In the end, I decided I didn’t really like any of those options, and so, in my haphazard way, continue to work towards some vaguely stated goal of being an independent investor, like the folks at Contra the Heard. One of the founders of Contra is a software designer, which I find unsurprising, somehow. Why are so many people in the software industry drawn to the markets? Is it a belief in trading systems and algorithmic methodologies that is most easily tested against the markets, with the various APIs and tracked statistics available making it probably one of the most comprehensive and consistently updated data sets available? The ex-physics majors often prefer the options and bond markets, with more quantitative factors that can be used to create mathematical models; physicists are much more numerate than the average computer science person and they take solace from that fact, thinking that it gives them an edge. (They may be right.)

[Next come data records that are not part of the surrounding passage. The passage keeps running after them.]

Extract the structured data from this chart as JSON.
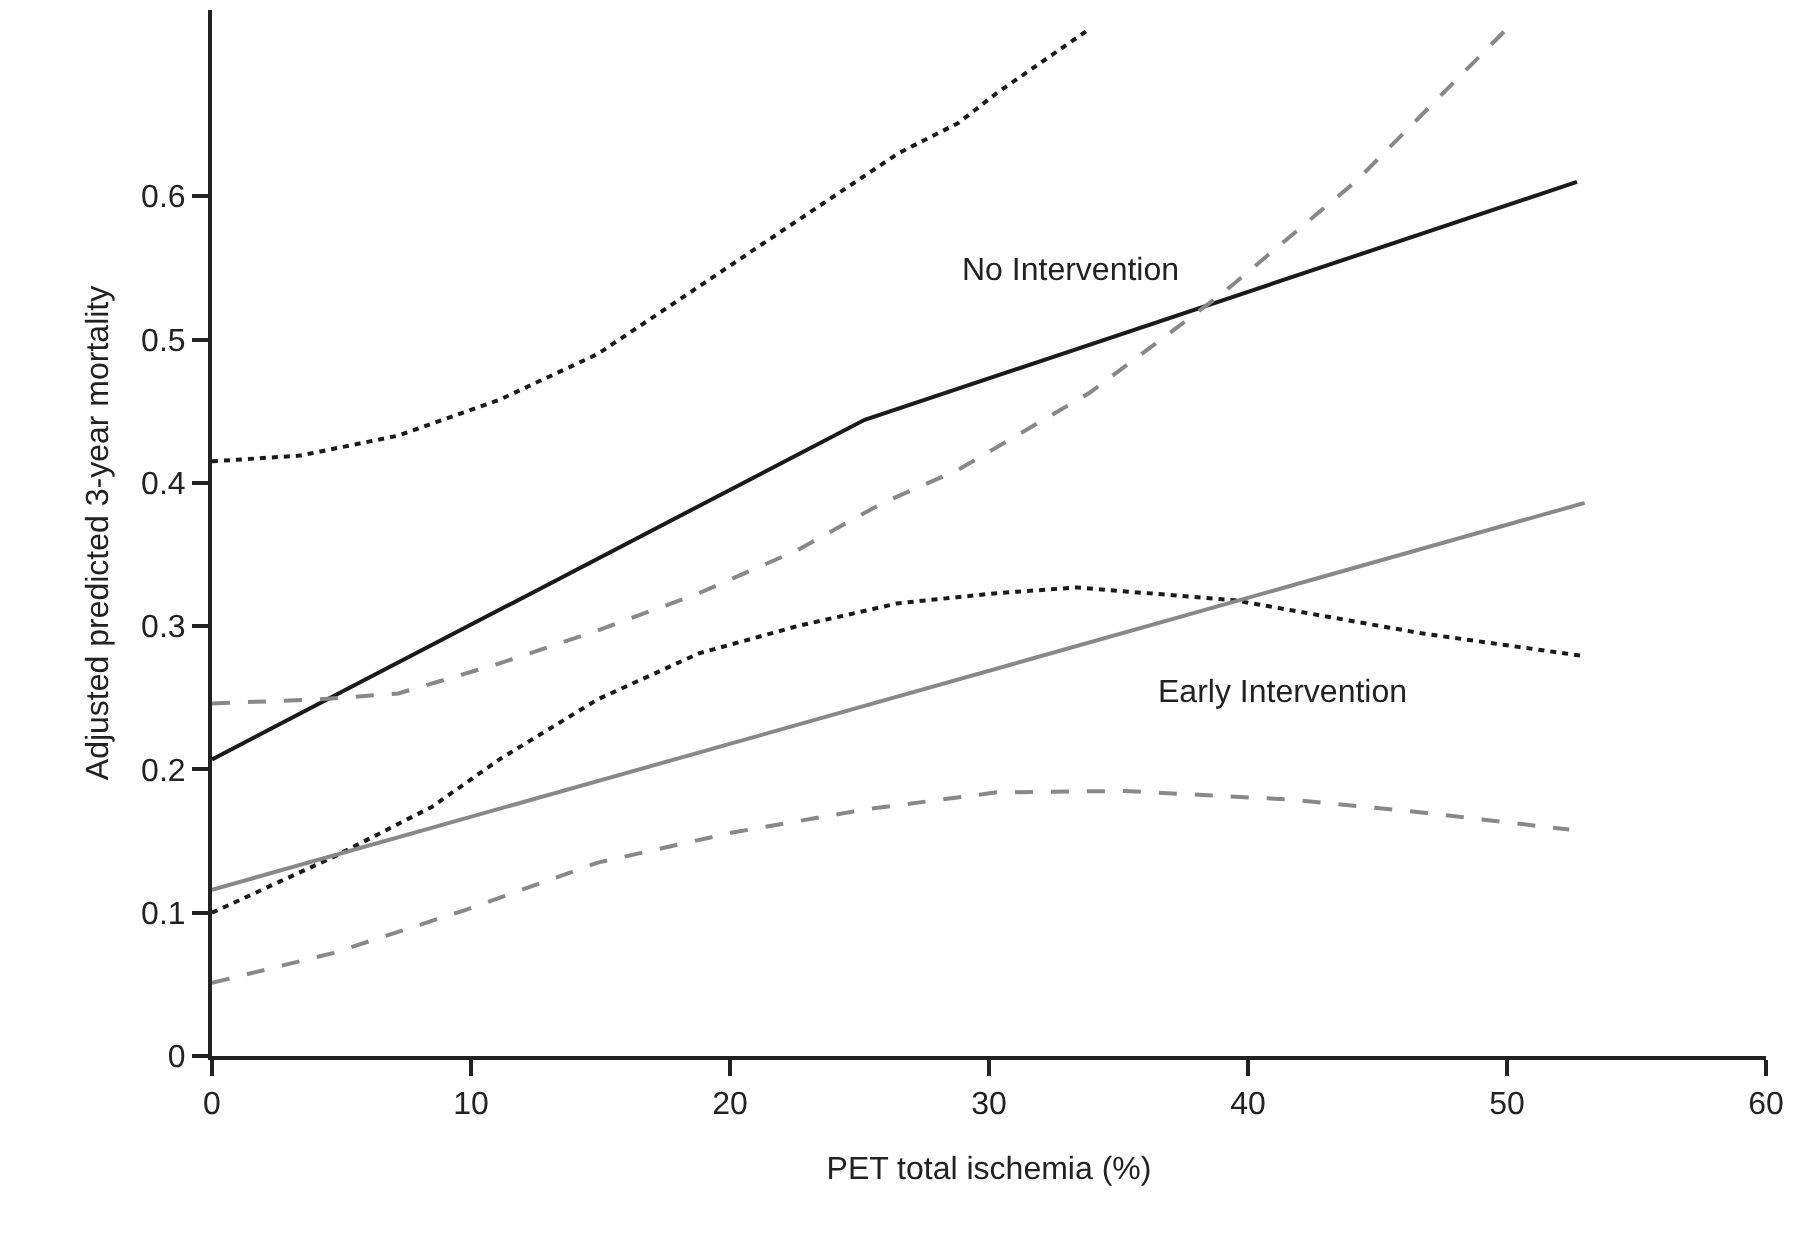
{
  "chart_data": {
    "type": "line",
    "xlabel": "PET total ischemia (%)",
    "ylabel": "Adjusted predicted 3-year mortality",
    "xlim": [
      0,
      60
    ],
    "xticks": [
      0,
      10,
      20,
      30,
      40,
      50,
      60
    ],
    "ylim": [
      0,
      0.73
    ],
    "yticks": [
      0,
      0.1,
      0.2,
      0.3,
      0.4,
      0.5,
      0.6
    ],
    "grid": false,
    "legend": false,
    "marker": "none",
    "series": [
      {
        "name": "No Intervention",
        "color": "#1a1a1a",
        "line_style": "solid",
        "x": [
          0,
          25.2,
          52.7
        ],
        "values": [
          0.207,
          0.444,
          0.61
        ]
      },
      {
        "color": "#1a1a1a",
        "line_style": "dotted",
        "x": [
          0,
          3.4,
          7.2,
          11.1,
          14.9,
          18.8,
          22.6,
          26.5,
          28.8,
          30.3,
          33.9
        ],
        "values": [
          0.415,
          0.419,
          0.433,
          0.458,
          0.49,
          0.537,
          0.583,
          0.63,
          0.651,
          0.672,
          0.717
        ]
      },
      {
        "color": "#1a1a1a",
        "line_style": "dotted",
        "x": [
          0,
          4.7,
          8.5,
          11.1,
          14.9,
          18.8,
          22.6,
          26.5,
          30.3,
          33.4,
          39.5,
          46.7,
          53
        ],
        "values": [
          0.1,
          0.139,
          0.174,
          0.207,
          0.249,
          0.281,
          0.3,
          0.316,
          0.323,
          0.327,
          0.318,
          0.295,
          0.279
        ]
      },
      {
        "name": "Early Intervention",
        "color": "#888888",
        "line_style": "solid",
        "x": [
          0,
          53
        ],
        "values": [
          0.116,
          0.386
        ]
      },
      {
        "color": "#888888",
        "line_style": "dashed",
        "x": [
          0,
          4.2,
          7.2,
          11.1,
          14.9,
          18.8,
          22.6,
          25.9,
          28.8,
          33.9,
          39,
          44.2,
          50
        ],
        "values": [
          0.246,
          0.249,
          0.253,
          0.274,
          0.297,
          0.323,
          0.353,
          0.386,
          0.409,
          0.463,
          0.532,
          0.611,
          0.717
        ]
      },
      {
        "color": "#888888",
        "line_style": "dashed",
        "x": [
          0,
          4.7,
          9.8,
          14.9,
          20.1,
          25.2,
          30.3,
          35.2,
          41.6,
          46.7,
          52.4
        ],
        "values": [
          0.051,
          0.072,
          0.102,
          0.135,
          0.156,
          0.172,
          0.184,
          0.185,
          0.179,
          0.17,
          0.158
        ]
      }
    ]
  }
}
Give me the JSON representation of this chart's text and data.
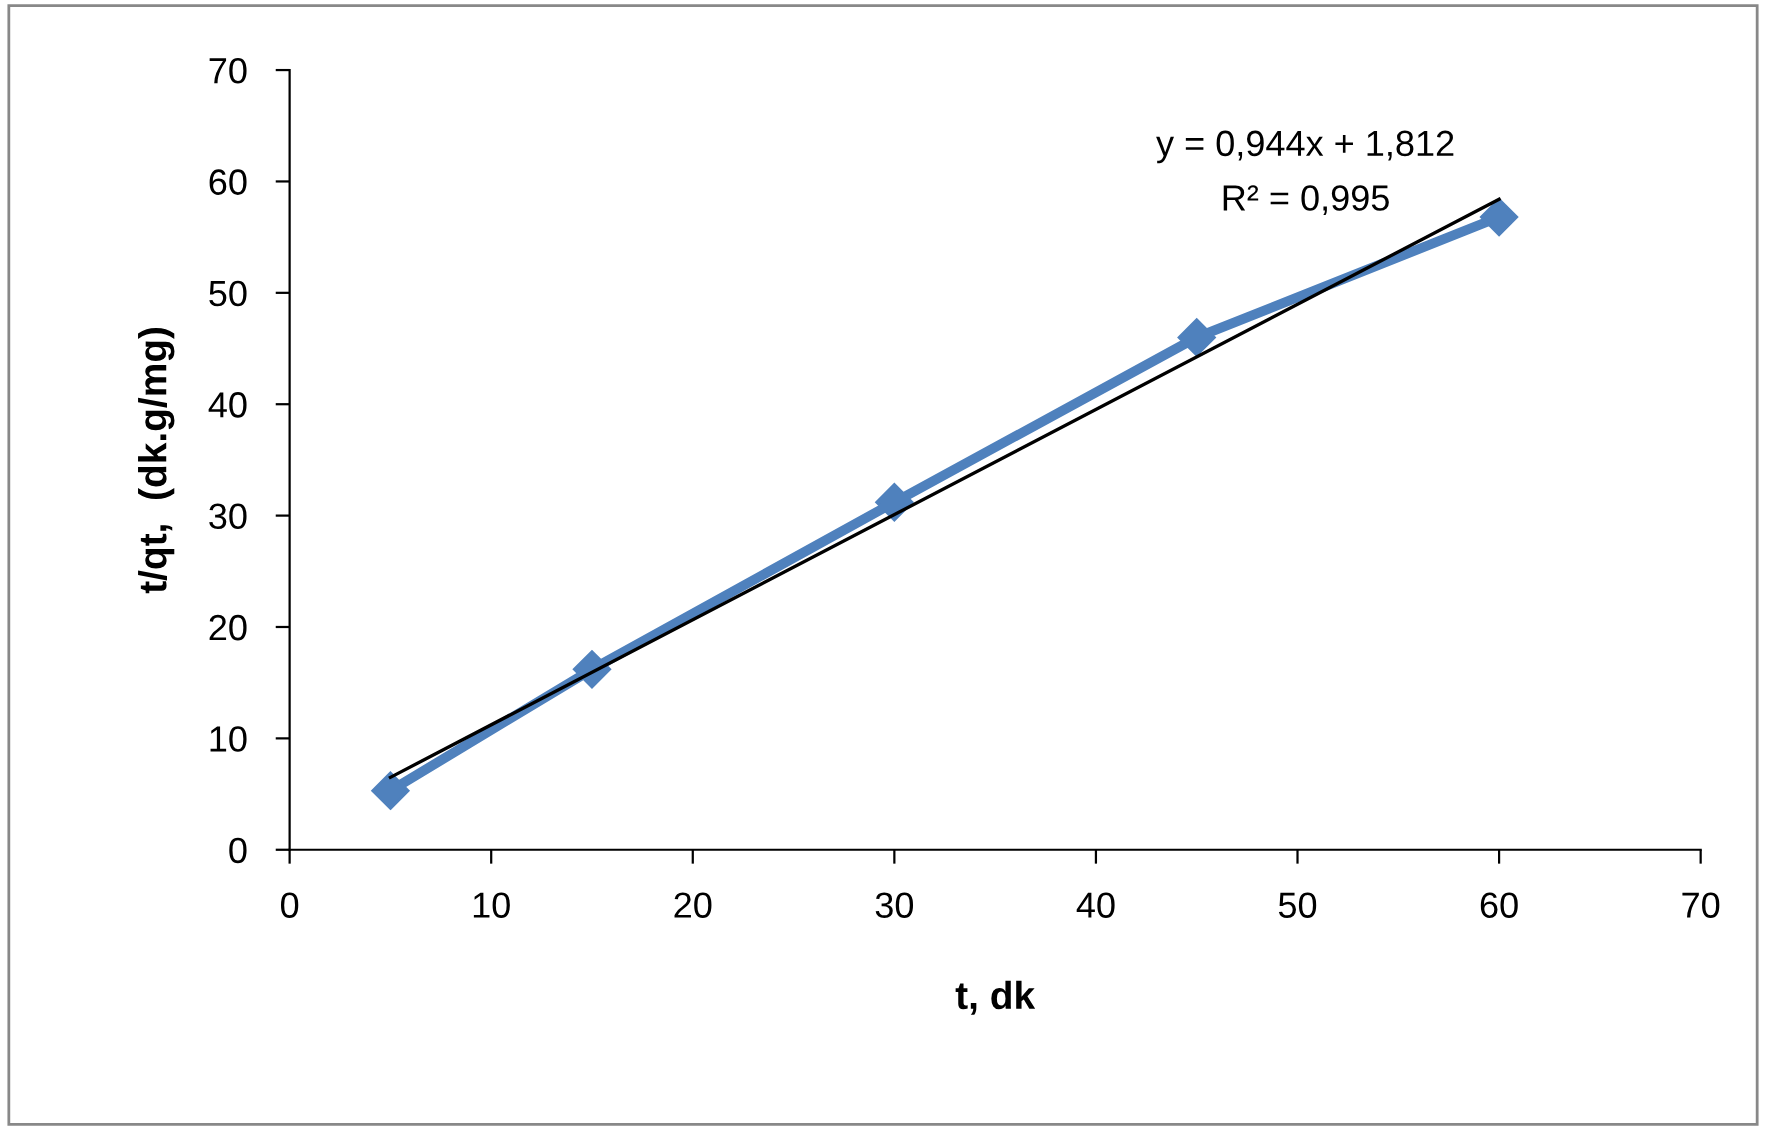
{
  "chart_data": {
    "type": "line",
    "xlabel": "t, dk",
    "ylabel": "t/qt,  (dk.g/mg)",
    "series": [
      {
        "color": "#4f81bd",
        "marker": "diamond",
        "x": [
          5,
          15,
          30,
          45,
          60
        ],
        "values": [
          5.3,
          16.2,
          31.2,
          46.0,
          56.8
        ]
      },
      {
        "type": "line",
        "color": "#000000",
        "marker": "none",
        "x": [
          5,
          60
        ],
        "values": [
          6.5,
          58.4
        ]
      }
    ],
    "xlim": [
      0,
      70
    ],
    "xticks": [
      0,
      10,
      20,
      30,
      40,
      50,
      60,
      70
    ],
    "ylim": [
      0,
      70
    ],
    "yticks": [
      0,
      10,
      20,
      30,
      40,
      50,
      60,
      70
    ],
    "grid": false,
    "legend": false,
    "annotations": [
      "y = 0,944x + 1,812",
      "R² = 0,995"
    ]
  }
}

In my earlier investigations, I had looked around to see if there were hedge funds in Vancouver; the majority of Canadian hedge funds are obviously situated near Bay Street. There are a few here, like Asset Logics, KCS Funds and BluMont Capital (not strictly based here, but likely their resource arm is). That first fund lists Ian St. Martin as a manager, one of the successful investors at Marketocracy, his Optimal Risk Reward fund increasing its NAV about 7 times since May 2001 (convenient, no? It’s an excellent return, but top-performing funds that were started after September 11th haven’t been around long enough to determine long term performance, in my opinion). His bio reads: “After a successful career in software consulting, research, and development, Mr. St. Martin has turned his analytical eye to the US equity markets, spending the last five years developing a system-based approach to trading.” Is it the analysis aspect of software design that crosses over with market analysis? The hodge-podge of business requirements and more technically-minded introspection required when creating software probably maps quite nicely to investing in equities. I come from a software background, career-wise, and I know that my own personality is well-suited to design and analysis; many of the other people I’ve worked with have taken an inordinate interest in investing, too. Just something to think about, I guess.